C’è un’opera letteraria spagnola forse il professore, la professoressa di letteratura potrà trovarla. Il “Brindis” di Gerardo Diego. Questo ha finito gli studi, è diventato professore e gli hanno dato una carica di professore in un’altra città, giovane professore. E gli amici gli hanno fatto una cena e lui durante la cena pensò: “Io dovrò ringraziare, dovrò fare un brindisi”, e su una carta o forse sul tavolino lì scrisse una poesia che si chiama “Brindis” e lì dice: “Adesso andrò a tal posto e farò questo, questo, questo, ma un giorno avrò un discepolo” - il senso contrario della domanda - “un giorno sarò maestro”, che è molto di più, è un’altra cosa dell’essere professore, è di più. Un giorno sarò maestro e avrò quel discepolo, e parla come lui vorrebbe che fosse questo discepolo. Andiamo in senso contrario. Noi possiamo dire lo stesso. Un giorno avrò un maestro. Ma anzi cerco un maestro perché i professori non sono bravi? Sono bravissimi ma fra maestro e discepolo c’è una linea, c’è un’armonia. E trovare un maestro di vita è una delle cose belle, belle, belle. Grazie a Dio io ne ho avuto uno che mi ha aiutato tanto e ho dato testimonianza pochi giorni fa su quella persona ma è un dono avere un maestro. Tu non puoi fare un avviso sulla stampa: io sto cercando un maestro... No, è un dono. Viene. E’ come l’amore, viene, viene. E il discepolato anche viene, viene. E’ un dono della vita. Ma cercate, forse una versione italiana, di questo “Brindis” di Gerardo Diego. Non è un gran poeta ma in quella poesia c’è quello che tu mi ha domandato, il rapporto tra maestro e discepolo. Grazie.

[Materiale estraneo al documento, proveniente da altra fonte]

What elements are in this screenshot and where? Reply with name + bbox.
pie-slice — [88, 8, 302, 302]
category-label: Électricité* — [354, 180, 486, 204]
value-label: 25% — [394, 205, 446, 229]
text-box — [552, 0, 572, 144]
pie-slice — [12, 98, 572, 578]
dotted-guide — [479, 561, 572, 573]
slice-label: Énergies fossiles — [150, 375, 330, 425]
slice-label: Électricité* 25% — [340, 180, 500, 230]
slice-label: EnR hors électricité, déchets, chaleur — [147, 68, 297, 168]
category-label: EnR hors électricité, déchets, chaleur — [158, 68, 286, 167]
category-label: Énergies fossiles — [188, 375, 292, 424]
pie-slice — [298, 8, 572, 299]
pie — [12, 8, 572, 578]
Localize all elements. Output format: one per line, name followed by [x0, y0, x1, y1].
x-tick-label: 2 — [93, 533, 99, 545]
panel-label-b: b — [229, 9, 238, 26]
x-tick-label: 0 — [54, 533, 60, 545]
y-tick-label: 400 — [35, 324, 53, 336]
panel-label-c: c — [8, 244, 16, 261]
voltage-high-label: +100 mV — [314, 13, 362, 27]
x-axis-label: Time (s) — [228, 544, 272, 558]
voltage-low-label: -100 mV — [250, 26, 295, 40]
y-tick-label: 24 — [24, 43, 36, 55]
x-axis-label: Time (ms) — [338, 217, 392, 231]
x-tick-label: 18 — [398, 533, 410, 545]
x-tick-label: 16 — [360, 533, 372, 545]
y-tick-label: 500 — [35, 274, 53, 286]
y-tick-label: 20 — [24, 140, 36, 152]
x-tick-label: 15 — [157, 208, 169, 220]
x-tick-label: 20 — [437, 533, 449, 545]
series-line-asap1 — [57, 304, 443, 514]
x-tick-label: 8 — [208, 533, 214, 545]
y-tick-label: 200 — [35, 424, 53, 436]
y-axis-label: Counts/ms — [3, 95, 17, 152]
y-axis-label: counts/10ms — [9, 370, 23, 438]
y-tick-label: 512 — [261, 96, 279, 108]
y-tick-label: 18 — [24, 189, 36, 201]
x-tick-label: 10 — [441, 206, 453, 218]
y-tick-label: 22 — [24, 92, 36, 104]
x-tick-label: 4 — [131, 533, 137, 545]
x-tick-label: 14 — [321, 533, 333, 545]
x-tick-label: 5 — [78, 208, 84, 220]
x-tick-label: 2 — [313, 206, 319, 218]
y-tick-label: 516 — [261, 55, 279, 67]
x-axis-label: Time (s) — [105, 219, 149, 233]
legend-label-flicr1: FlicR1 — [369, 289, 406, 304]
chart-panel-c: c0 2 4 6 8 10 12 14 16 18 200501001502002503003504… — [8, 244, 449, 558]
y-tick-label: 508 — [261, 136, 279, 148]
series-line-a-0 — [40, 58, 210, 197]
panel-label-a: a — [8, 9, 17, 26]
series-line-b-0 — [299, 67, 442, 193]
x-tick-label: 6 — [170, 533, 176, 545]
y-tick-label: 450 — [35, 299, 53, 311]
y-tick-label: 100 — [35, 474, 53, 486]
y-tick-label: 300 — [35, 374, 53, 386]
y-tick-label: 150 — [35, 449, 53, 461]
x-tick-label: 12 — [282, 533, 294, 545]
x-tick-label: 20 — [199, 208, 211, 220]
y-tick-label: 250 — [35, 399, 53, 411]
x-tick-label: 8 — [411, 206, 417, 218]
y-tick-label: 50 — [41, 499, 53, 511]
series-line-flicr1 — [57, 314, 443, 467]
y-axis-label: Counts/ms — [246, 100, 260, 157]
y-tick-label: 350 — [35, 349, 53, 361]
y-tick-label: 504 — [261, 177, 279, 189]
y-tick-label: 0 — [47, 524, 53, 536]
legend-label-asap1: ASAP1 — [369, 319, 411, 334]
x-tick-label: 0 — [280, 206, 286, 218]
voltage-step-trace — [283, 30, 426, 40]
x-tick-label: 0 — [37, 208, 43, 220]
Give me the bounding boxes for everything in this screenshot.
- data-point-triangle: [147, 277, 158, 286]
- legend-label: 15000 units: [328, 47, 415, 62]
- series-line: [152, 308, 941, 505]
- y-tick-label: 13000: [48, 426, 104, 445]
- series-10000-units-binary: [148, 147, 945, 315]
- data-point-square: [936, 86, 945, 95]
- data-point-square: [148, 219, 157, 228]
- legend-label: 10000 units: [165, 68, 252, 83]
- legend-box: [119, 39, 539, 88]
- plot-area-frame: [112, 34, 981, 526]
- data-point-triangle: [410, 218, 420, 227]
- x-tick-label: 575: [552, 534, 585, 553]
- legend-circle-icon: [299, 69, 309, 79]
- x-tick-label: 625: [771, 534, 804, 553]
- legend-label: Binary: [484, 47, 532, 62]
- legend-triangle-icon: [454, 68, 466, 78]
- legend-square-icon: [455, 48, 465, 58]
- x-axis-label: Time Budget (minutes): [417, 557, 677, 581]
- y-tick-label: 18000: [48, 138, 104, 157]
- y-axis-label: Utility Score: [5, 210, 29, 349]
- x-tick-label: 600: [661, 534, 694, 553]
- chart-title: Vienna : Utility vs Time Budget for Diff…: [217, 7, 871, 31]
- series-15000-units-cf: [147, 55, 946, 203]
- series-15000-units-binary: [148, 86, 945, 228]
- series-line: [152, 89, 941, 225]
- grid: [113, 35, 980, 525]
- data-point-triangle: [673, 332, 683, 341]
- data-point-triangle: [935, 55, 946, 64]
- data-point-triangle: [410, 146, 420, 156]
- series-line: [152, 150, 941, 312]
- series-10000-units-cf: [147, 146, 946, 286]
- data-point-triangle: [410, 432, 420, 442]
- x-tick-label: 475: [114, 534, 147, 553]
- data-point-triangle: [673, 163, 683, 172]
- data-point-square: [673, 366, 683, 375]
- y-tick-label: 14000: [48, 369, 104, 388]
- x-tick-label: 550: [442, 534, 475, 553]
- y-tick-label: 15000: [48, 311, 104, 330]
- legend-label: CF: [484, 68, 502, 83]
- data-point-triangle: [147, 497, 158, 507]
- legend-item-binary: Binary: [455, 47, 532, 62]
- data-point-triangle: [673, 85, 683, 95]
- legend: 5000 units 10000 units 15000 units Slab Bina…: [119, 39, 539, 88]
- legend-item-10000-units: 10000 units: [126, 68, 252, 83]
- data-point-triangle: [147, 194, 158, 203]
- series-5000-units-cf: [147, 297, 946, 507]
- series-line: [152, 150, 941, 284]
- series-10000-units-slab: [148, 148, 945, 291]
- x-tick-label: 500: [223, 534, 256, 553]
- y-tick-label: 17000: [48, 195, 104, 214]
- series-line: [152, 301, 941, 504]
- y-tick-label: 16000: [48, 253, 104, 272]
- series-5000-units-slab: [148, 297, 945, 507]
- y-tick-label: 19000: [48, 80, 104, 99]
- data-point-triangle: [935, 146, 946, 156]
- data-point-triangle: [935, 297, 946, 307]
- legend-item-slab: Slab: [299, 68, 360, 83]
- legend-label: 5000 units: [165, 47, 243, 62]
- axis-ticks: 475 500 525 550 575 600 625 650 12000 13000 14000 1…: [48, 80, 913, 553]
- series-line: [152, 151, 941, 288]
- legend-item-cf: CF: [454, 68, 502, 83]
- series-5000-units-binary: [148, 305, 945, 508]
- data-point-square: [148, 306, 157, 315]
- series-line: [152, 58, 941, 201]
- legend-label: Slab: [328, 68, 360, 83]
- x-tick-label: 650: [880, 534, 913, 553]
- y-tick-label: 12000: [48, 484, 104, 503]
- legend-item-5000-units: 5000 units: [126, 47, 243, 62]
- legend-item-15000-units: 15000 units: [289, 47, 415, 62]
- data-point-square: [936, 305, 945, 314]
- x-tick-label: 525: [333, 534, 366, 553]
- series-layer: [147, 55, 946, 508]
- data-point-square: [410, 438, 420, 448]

E’ suonata la campanella, mi dicono! Vuol dire che il Papa deve andarsene!

Vi auguro buon Natale a tutti e vi auguro il meglio, vi auguro di studiare, lavorare, sognare, giocare, avere un maestro! Vi auguro tutto. Che il Signore vi benedica e pregate per me e chi non prega perché non crede o non sa pregare, ma almeno, inviatemi buone onde, così Dio mi aiuta. Grazie.

DOMANDA - Emanuele

Salve Santità, volevo chiederle una cosa, visto che ci avviciniamo al Natale che è la festa della nascita e della pace tra tutti gli uomini. Lei non ritiene che sia una contraddizione che per difendere la sicurezza del mondo vengano pagate delle persone che uccidono altre persone? Perché sostanzialmente è così, quando si parla di eserciti si parla di persone che vengono pagate per uccidere altre persone. In un mondo giusto non ci dovrebbero essere gli eserciti...

PAPA FRANCESCO:

E’ vero, questa è una cosa non bella, brutta, alle volte ti dicono: “Io pago le persone per difendere, difendere l’ordine, difendere la patria”. Ma le guerre non sono cose buone, su questo tu hai ragione. Non solo io pago per... ma uccidere, uccidere. Stiamo vedendo cosa succede in Siria oggi, oggi. Cosa succede nello Yemen, stiamo vedendo queste cose brutte. Io vengo, questa mattina, dal registrare un messaggio insieme al segretario generale delle Nazioni Unite. Sarà pubblicato sui giornali sicuro o sulla tv. La risposta mia più chiara a quello che tu dici è in quel messaggio che ho registrato. Ma tu hai ragione. Grazie.